Brown is a pretty unusual color for a living plant, though it's such a common color for dead ones that one wonders why more living plants don't try it, for the camouflage.
This is a particularly tough category, so some of these are a stretch, and others aren't a stretch but the pictures don't show it well. If anybody has some recommendations for brown-leaved plants that I've left out, I'd be happy to hear them.
Cryptanthus cvv. (some cvv.)
Kalanchoe tomentosa 'Chocolate Soldier.'
Philodendron 'Prince of Orange.'
Pilea 'Moon Valley.'
Solenostemon scutellarioides 'Tilt a Whirl.'
I have varying levels of experience with the above set of plants, so my recommendations may be less reliable than usual, just so you know. The three of the above I would recommend most strongly would be Alworthia 'Black Gem,' Philodendron 'Prince of Orange,' and Vriesea splendens. None of them are particularly good in low-light situations, but that's true of everything on the list.
My favorite is the Alworthia: I've had one (and then, later, several) for a long time, and I can't recall them ever being any trouble. The brown color doesn't develop without pretty intense light, but even when they're just green, they're good plants.
Second favorite would have to be Vriesea splendens, which is maybe not the brownest of the plants on the list, but it's also pretty easy to grow.
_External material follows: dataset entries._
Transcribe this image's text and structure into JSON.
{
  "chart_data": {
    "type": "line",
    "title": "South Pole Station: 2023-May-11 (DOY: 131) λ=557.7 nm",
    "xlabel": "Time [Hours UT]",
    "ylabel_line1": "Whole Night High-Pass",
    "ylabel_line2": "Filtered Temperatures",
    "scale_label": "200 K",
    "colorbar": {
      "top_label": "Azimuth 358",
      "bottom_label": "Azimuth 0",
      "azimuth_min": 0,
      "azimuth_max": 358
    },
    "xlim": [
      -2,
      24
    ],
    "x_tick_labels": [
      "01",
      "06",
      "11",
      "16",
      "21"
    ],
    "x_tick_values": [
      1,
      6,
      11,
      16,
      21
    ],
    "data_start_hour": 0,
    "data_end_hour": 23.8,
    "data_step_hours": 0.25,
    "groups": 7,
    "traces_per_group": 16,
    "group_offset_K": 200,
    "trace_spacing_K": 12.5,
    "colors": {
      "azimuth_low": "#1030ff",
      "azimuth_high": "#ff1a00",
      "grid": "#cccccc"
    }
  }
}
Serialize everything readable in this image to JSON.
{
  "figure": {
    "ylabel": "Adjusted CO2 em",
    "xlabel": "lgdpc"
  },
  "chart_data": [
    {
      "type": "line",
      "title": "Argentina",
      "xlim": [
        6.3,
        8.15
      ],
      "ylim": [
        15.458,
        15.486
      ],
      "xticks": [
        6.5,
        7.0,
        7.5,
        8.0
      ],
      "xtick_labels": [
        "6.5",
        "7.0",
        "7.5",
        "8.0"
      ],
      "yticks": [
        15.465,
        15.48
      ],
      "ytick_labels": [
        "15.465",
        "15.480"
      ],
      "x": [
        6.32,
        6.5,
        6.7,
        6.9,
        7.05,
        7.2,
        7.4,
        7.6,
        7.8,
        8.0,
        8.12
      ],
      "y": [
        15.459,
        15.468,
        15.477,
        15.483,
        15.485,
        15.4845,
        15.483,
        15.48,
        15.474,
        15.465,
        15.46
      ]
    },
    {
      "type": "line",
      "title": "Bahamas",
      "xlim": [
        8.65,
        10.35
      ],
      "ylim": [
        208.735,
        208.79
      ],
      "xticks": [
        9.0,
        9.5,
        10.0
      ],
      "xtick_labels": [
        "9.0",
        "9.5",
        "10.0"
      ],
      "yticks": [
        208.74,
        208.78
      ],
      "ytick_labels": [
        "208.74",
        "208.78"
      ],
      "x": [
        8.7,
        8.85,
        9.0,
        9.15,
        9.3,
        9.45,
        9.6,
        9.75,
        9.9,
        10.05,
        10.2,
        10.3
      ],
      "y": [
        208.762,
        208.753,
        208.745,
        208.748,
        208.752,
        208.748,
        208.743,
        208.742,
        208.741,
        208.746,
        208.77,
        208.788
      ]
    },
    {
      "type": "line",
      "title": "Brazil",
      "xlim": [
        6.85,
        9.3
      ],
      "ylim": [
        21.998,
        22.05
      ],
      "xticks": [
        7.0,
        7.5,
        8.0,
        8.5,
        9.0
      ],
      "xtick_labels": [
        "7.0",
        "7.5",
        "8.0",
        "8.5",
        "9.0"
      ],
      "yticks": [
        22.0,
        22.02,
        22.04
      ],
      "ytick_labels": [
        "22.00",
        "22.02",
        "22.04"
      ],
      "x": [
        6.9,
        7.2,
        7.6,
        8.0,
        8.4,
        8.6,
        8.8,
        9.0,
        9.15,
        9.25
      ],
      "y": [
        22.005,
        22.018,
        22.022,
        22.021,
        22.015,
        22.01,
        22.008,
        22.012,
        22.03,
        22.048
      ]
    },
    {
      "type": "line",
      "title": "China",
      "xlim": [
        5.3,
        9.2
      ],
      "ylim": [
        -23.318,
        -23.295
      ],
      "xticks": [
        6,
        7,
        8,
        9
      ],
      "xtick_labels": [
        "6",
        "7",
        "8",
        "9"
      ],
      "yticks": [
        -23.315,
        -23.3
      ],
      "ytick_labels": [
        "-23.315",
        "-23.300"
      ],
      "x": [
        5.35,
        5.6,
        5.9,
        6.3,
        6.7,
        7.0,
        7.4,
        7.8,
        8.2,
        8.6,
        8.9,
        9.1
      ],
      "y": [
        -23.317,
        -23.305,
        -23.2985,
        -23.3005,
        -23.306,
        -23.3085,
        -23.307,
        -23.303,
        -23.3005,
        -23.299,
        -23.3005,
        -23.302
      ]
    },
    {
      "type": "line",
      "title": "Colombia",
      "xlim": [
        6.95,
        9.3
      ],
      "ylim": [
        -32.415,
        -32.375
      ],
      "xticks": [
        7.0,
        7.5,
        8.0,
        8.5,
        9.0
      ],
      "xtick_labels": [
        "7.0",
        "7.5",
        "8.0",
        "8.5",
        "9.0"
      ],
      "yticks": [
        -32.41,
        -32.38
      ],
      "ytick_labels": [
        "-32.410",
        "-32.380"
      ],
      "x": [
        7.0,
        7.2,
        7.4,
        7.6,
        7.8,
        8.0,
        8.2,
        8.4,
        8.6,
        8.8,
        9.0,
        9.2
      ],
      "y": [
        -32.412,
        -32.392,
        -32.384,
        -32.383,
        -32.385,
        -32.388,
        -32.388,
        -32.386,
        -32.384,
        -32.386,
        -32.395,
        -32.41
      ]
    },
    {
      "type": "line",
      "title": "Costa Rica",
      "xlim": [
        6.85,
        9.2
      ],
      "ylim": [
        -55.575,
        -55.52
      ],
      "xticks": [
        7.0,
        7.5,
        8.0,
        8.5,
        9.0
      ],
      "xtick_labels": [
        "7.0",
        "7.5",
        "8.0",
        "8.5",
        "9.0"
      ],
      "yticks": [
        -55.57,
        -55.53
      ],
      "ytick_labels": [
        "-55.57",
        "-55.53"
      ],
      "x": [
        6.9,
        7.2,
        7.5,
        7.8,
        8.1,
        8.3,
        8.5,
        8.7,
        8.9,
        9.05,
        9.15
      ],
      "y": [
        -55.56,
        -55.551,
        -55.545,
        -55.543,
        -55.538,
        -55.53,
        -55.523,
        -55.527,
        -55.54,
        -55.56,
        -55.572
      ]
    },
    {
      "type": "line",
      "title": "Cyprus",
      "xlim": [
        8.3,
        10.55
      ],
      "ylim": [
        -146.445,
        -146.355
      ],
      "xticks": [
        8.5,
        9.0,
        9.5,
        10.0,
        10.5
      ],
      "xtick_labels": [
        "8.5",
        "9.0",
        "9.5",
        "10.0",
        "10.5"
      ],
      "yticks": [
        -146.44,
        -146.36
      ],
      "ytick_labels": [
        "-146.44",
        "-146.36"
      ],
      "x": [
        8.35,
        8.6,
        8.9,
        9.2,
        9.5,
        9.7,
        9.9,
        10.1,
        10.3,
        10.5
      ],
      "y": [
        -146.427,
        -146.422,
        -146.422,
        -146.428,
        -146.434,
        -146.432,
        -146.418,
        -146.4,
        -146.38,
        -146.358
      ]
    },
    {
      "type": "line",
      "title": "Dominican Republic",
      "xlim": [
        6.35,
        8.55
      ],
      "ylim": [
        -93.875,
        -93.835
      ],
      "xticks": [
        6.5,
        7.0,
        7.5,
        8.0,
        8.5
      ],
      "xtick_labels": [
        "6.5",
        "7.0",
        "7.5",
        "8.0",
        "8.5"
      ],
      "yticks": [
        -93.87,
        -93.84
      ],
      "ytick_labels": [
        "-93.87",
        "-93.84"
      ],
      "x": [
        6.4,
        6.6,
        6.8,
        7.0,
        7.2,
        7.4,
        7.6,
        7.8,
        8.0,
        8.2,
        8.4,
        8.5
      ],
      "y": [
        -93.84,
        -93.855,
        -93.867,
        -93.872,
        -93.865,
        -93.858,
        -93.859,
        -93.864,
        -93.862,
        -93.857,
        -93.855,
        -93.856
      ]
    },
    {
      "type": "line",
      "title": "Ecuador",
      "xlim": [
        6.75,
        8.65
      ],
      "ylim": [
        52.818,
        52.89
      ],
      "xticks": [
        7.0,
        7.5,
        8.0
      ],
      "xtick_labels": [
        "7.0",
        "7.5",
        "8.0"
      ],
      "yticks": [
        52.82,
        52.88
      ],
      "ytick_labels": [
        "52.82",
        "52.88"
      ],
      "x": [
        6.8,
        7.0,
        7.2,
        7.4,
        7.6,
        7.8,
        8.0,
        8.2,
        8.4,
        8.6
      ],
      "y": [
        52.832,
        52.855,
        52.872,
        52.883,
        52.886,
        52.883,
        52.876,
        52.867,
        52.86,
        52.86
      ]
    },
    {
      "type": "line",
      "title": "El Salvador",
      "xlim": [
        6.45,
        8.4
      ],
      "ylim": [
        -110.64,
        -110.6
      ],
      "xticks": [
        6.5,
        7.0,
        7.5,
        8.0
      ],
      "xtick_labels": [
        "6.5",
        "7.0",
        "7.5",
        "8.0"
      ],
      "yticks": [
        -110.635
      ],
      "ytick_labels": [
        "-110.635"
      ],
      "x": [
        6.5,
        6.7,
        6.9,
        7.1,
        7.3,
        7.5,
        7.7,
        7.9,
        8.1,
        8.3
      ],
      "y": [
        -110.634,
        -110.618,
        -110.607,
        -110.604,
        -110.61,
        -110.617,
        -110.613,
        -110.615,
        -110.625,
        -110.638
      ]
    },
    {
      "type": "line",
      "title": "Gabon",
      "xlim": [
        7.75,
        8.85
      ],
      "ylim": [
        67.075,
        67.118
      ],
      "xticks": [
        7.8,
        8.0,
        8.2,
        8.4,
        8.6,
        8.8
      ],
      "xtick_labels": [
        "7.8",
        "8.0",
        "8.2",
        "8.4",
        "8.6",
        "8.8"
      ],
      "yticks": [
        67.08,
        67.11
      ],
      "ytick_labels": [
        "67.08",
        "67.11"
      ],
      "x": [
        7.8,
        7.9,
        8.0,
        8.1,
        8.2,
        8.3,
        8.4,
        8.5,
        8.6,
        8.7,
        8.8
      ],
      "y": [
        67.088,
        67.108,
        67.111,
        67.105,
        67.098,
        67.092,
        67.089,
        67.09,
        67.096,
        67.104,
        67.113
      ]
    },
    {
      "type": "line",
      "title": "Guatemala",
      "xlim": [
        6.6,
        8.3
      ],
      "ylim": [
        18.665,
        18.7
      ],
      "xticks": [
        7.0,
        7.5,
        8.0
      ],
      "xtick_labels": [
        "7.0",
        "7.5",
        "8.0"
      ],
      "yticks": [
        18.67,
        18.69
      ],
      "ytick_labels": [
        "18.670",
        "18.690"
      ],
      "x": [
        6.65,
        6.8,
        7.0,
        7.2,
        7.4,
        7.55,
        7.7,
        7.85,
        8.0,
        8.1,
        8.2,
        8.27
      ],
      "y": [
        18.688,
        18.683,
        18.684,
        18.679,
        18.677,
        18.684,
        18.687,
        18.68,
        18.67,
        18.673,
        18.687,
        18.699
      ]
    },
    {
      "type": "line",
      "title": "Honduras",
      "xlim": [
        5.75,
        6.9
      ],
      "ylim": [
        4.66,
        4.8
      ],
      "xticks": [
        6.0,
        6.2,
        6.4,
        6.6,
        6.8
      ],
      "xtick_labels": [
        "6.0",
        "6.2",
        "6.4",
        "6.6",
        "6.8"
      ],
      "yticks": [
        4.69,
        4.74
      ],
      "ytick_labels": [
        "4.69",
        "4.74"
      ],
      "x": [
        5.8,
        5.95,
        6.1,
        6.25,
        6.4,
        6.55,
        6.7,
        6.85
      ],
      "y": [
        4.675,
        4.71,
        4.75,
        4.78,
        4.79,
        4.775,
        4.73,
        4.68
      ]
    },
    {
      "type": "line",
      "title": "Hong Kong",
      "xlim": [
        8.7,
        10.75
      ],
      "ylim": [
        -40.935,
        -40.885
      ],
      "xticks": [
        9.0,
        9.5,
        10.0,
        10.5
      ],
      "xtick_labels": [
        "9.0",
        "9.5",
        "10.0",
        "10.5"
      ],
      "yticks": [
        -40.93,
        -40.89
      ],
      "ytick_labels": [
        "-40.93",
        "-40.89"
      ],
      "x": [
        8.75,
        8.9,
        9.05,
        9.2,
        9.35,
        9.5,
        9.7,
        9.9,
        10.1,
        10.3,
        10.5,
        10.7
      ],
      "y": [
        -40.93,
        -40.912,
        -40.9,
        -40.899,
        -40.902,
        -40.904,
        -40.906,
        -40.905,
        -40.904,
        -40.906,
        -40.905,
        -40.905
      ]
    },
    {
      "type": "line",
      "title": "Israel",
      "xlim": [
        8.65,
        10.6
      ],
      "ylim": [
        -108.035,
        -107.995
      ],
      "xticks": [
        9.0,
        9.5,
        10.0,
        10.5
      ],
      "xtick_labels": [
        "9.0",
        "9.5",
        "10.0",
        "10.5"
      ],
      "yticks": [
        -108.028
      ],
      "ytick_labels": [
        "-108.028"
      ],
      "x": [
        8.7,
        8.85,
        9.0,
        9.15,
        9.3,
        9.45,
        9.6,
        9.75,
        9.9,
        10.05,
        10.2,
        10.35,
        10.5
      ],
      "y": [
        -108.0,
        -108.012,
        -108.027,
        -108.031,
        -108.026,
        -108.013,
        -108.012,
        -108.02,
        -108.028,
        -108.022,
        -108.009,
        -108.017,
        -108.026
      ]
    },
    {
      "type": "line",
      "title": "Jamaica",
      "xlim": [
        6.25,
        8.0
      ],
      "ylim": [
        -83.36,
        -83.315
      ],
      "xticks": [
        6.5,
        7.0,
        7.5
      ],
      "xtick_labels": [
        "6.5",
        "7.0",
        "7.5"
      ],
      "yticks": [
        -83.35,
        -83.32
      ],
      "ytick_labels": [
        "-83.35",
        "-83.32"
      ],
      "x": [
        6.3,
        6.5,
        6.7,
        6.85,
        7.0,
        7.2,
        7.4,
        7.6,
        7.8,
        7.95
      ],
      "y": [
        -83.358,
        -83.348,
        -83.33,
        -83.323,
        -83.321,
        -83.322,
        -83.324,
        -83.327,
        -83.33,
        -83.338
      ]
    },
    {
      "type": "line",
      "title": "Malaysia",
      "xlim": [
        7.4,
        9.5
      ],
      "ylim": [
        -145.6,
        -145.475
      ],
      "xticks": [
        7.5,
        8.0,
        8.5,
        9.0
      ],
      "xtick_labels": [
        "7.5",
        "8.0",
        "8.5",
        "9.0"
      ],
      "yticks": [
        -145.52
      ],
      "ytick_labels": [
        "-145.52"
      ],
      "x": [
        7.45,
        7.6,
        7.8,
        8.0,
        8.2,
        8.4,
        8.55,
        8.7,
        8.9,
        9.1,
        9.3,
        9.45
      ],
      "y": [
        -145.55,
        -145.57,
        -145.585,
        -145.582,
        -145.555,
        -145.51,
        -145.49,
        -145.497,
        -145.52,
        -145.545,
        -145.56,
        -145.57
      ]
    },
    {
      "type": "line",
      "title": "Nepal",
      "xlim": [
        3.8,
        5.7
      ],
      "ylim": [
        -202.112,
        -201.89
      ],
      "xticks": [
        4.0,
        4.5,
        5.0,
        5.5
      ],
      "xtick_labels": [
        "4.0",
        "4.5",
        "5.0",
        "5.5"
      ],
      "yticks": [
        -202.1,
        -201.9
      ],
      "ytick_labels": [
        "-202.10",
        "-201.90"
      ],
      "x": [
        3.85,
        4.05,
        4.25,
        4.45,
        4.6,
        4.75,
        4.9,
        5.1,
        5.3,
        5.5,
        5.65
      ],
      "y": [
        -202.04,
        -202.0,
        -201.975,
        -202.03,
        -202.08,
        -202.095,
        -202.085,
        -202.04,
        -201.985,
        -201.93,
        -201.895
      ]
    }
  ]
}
Easier than its reputation would have you believe, anyway.
Third would be Philodendron 'Prince of Orange,' which is not, technically, a plant I've grown, but I've had the related plants 'Moonlight' and 'Autumn,' and those have both (eventually) become well-behaved citizens of the plant collection. Light was apparently the main issue, though temperature might have been a problem also. 'Autumn' was all but brought back from the dead, i.e., it was restarted from cuttings, and 'Moonlight' has always been pretty-well behaved, but it turned into a rock star when moved to the plant room about a year ago. (Fertilizer, it turns out, is also helpful. I should do a fertilizer post sometime.) I have no reason to think 'Prince of Orange' is significantly worse than the others. The brown coloration is very temporary, and happens somewhere during the leaves' transitions from orange (brand new) to green (old), but if you're not too picky about the definition of "brown," it's in there.
The anti-recommend probably ought to be Lithops spp., but I've been hard on Lithops lately and feel bad going after it a second time. So instead, I will un-recommend Solenostemon scutellarioides 'Tilt-a-Whirl.' I managed to keep a number of coleus indoors over the winter, even propagating them as I went, but even with lots of artificial light, I was unable to keep them from getting leggy and hideous on me (particularly 'Splish Splash'). Though they can be overwintered indoors, and extremely motivated persons can grow them under lights year-round, I don't recommend bringing them inside if there's any chance of growing them outside.
Calathea makoyana, a little
Codiaeum variegatum, some cvv.
some Episcia cvv.
some Gasteria cvv.
some Kohleria cvv. (thanks, Andrew!)
some Pelargonium x hortorum cvv.
Philodendron 'Autumn' (in the same way as for 'Prince of Orange')
Pilea involucrata 'Norfolk' (?)
Polyscias scutellaria, a little bit
Sansevieria kirkii var. pulchra 'Coppertone' (thanks, Karen!)